Vision-based attitude estimation for flying robots goes back to early work on horizon-line detection methods, applied to fixed-wing drones flying high in wide open environments^6,7^. Later, methods have been developed that rely on the specific structure of human-made environments. Assuming parallel lines in view, vanishing points can be determined and used as attitude estimators^8,9^. However, flying insects are also able to control their attitude in unstructured environments where the sky is not visible, a property that is also of interest for flying robots. Combining optical flow with a motion model enables attitude estimation in such generic environments, only relying on sufficient visual texture. De Croon et al.^4^ show that attitude can be inferred from optical flow when combined with a motion model that relates attitude to the direction of acceleration. However, due to hardware-related update-rate limitations, their real-world flight demonstrations still relied on gyroscope measurements.
Event-based cameras offer a promising solution to these limitations^10^ with their low latency, high temporal resolution, and robustness to motion blur. Existing work on estimating rotation rates with event cameras^11–13^ has so far been limited to motions with little translation-rotation ambiguity (rotation-only or restricted motion like driving). Furthermore, work on estimating flight attitude from vision has been limited in environmental complexity (requiring a structured environment with vanishing lines)^14^ or still requires the use of gyroscopes for low-level flight control^15–17^. Thus, a critical gap remains: achieving fully on-board, IMU-free attitude control in realistic flight conditions.

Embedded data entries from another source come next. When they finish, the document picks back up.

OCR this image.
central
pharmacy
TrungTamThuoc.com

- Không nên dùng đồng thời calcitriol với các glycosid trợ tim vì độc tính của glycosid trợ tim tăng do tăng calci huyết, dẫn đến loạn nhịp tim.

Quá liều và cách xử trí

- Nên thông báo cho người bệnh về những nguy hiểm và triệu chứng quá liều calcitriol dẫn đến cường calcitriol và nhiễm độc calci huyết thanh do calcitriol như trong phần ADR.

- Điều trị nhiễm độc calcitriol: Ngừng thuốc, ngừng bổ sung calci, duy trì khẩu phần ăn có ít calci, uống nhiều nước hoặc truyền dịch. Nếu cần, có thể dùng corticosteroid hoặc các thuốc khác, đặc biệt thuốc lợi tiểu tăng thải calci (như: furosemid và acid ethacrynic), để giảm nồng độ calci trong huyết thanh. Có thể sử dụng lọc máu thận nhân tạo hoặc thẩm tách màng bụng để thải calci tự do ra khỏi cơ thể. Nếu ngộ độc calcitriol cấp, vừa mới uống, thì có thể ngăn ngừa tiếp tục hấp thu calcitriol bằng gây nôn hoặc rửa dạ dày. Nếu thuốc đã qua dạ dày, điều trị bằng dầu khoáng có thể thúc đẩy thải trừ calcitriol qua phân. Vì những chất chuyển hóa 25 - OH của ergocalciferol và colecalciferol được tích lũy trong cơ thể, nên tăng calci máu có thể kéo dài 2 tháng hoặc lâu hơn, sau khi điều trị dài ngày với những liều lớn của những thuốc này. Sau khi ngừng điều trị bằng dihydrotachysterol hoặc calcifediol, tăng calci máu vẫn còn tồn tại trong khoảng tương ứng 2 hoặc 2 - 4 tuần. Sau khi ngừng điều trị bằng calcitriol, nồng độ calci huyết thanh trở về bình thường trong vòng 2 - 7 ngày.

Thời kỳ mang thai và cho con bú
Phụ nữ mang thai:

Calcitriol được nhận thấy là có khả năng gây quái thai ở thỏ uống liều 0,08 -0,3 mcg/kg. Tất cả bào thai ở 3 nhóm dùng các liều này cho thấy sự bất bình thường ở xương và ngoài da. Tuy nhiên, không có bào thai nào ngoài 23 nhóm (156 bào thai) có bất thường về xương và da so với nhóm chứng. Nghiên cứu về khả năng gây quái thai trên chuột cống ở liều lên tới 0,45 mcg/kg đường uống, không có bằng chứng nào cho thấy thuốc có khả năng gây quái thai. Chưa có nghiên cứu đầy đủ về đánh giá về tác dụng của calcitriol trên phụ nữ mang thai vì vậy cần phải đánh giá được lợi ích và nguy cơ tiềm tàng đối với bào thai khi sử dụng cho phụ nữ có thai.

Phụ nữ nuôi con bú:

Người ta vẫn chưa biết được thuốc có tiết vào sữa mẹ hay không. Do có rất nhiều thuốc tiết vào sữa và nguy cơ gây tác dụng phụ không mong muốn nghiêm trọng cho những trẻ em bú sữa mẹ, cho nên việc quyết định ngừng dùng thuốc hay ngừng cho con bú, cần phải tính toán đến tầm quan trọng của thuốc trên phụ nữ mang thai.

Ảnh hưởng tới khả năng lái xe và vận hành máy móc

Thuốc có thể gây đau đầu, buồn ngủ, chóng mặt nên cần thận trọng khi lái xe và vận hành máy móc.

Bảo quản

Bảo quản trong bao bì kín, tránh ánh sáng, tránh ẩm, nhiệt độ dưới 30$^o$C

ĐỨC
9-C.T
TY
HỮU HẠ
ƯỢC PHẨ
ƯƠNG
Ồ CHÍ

In this paper, we address this gap by demonstrating—for the first time—a fully on-board flight control system capable of estimating both attitude and rotation rate solely from event-based visual inputs. Specifically, we develop a recurrent convolutional neural network trained through supervised learning to map raw event streams directly to accurate attitude and rotation rate estimates. Unlike traditional approaches, which use IMU measurements in combination with a filter to explicitly model the drone’s motion, we take a learning approach that trains a neural network to implicitly acquire the relation between visual cues and the vehicle’s state. Opting for learning a neural network means our estimator can eventually be integrated in an autopilot, which is learned end-to-end as a neural network. This will be especially relevant if not only event-based vision but also neuromorphic computing is used on the flying robot^18,19^.
We demonstrate, with real-world flight, that our combination of event camera and low-latency neural network can replace the traditional IMU and filter combination in the flight control loop. Furthermore, we investigate the learned network’s generalization to different environments, and compare alternative network inputs and architectures. We show that neural network memory and a wide field of view are essential components for accurate estimation, but that greatly reducing the field of view, and denying the network of most horizon-like visual cues, leads to improved relative generalization across environments. While this hints at the learning of an internal model for attitude from visual motion, it comes at the cost of reduced absolute performance.
The contributions of this work can be summarized as follows:
- The first fully on-board, vision-only and IMU-free pipeline for control of a real-world, unstable quadrotor.
- A low-latency recurrent convolutional neural network capable of estimating flight attitude and rotation rate from event camera data through supervised learning.
- An investigation into the approach’s performance, necessary components, and generalization to different environments.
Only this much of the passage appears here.